Artificial intelligence (AI), which include convolutional neural networks (CNNs), have shown great development for medical imaging analysis and affect the diagnosis and predicting prognosis.^91,92 At present, fully automatic uterine segmentation with modified U-net was developed irrespective of the presence of major uterine disorders such as uterine fibroid.⁹³ First-order radiomics features extracted from auto tumour segmentation of ADC map were robust and reproducible.⁹⁴ If such automatic extraction is applied to other MR sequences, more quantitative values will be automatically obtained and the results may be more reliable. A deep learning model developed using pre-treatment ¹⁸F-FDG PET/CT radiomics and tumour recurrence and metastasis were successfully predicted in accuracy of 89 and 87%, respectively.⁹⁵ Texture analysis, as a part of radiomics, can merge quantitative CT/MRI/PET imaging and clinical information and engender development of new biomarkers for diagnosis and prognosis.⁹⁶ Several texture analysis has been applied for the prediction of LN metastasis, LVSI and histological grade in cervical cancer.^97–99 Decision trees incorporating a radiomic model for LN metastasis or radiomic nomogram predicting LVSI are also being developed.^97,98 Pre-treatment images may automatically determine treatment strategy and prognosis. When genomic data are merged with imaging features, it is designated as radiogenomics.¹⁰⁰ For ovarian cancer, radiogenomic methods have been developed with the capability of revealing a relation between the histology of high-grade serous carcinomas and genetic levels.¹⁰¹ These radiogenomics research efforts are expected to be applicable also to cervical cancer to support personalised management and to provide benefits to patients.

Conclusion

Revised FIGO staging allow to use imaging modalities including CT, MRI, and PET/CT more specifically than before, based on the fact that those imaging evaluation are indispensable for pre-operative staging and post-operative follow of cervical cancer.

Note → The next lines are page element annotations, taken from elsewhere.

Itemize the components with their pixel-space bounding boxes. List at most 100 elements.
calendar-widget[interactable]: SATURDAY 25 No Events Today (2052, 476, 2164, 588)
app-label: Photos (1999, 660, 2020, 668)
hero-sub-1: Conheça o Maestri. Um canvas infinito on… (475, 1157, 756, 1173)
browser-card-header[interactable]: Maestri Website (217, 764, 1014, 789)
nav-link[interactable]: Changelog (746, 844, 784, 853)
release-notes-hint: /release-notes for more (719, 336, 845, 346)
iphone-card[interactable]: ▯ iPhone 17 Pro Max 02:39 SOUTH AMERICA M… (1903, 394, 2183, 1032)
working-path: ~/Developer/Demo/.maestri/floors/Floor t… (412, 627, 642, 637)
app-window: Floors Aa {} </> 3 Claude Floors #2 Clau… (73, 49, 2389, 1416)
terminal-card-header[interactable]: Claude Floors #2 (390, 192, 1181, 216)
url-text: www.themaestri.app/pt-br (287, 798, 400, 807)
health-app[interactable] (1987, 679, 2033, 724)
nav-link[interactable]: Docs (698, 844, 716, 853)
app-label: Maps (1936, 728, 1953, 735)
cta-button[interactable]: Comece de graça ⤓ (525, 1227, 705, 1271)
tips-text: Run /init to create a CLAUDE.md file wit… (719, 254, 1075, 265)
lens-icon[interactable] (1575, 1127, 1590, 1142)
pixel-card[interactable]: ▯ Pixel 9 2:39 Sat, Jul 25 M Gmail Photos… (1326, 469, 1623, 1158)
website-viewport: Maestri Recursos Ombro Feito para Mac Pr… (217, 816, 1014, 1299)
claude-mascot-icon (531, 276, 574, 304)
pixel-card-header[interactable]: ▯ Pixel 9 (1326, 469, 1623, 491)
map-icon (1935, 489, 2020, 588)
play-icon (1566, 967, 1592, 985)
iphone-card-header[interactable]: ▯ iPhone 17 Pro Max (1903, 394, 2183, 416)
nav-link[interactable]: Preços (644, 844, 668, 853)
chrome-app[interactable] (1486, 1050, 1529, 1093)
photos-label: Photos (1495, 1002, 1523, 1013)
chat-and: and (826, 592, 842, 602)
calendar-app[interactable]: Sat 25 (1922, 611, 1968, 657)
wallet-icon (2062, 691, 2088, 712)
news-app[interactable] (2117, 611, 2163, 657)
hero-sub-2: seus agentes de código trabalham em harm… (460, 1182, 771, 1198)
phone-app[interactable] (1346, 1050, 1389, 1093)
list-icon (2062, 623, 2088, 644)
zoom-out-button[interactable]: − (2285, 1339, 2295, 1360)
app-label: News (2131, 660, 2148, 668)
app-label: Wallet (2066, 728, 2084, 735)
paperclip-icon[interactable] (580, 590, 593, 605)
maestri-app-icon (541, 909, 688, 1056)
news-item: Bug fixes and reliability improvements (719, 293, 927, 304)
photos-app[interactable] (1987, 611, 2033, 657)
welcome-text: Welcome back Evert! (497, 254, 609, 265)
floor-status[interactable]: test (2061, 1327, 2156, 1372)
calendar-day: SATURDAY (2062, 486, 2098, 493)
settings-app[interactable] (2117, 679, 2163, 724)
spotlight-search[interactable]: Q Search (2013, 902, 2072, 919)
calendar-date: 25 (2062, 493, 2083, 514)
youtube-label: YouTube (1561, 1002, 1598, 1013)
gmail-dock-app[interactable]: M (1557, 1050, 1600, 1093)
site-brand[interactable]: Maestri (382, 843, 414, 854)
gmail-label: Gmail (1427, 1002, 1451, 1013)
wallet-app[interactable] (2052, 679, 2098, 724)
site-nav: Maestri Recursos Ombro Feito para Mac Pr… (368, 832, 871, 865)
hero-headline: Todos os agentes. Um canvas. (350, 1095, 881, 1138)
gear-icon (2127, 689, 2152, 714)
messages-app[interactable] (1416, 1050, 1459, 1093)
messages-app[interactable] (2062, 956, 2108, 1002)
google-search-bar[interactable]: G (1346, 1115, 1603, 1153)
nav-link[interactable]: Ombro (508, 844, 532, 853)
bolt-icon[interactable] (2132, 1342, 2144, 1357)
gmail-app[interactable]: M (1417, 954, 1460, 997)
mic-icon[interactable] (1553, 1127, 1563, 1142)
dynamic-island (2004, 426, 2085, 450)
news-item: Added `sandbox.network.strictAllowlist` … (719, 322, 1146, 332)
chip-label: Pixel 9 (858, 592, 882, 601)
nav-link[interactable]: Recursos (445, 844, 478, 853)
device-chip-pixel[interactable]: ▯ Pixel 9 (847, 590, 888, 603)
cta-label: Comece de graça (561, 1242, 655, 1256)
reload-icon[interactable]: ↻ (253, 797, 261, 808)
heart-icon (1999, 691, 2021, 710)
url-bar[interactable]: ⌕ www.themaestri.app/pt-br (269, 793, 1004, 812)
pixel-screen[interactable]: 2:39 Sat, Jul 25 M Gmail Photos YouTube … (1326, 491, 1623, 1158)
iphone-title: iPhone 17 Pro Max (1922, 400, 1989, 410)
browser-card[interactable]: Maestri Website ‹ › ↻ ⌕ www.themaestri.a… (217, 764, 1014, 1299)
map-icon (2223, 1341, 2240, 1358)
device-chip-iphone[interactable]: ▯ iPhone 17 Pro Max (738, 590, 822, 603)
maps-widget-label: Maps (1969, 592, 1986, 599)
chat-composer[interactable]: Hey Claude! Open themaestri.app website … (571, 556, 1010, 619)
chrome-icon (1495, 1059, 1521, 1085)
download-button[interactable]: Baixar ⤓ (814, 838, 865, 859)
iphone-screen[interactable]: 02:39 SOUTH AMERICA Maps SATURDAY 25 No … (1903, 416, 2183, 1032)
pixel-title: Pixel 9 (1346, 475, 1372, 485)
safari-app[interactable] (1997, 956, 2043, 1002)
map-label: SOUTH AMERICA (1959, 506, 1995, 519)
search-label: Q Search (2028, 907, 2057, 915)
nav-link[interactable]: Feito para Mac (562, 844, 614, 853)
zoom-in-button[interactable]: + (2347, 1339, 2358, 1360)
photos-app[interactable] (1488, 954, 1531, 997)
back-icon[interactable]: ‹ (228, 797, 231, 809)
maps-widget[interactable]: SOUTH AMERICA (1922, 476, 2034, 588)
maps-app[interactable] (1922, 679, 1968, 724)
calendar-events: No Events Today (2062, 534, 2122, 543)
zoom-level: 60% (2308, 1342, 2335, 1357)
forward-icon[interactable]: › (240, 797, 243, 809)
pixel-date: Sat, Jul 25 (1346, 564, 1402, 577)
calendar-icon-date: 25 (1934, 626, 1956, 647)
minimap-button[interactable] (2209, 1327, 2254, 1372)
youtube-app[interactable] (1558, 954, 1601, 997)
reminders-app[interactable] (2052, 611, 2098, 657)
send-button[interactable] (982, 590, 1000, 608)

The measurement of tumour diameter and LN assessments, which are newly added to the stage evaluation in 2018, are particularly image-dependent and resulted in increase of responsibility of diagnostic imaging. At present, PET/CT is recommended for LN assessment, but size criteria is still in discussion. Then, well designed and a large number of studies will be needed. High diagnostic ability of MRI is expected for evaluation of local tumour evaluation, and PET/CT is expected for detection of distant metastasis/recurrence. The usefulness of PET/MRI is also expected, but it will be required to accumulate the data as the equipment becomes more widespread. In addition, more reliable data is expected for the prediction of therapeutic effect and prognosis by the progress of image analysis methods.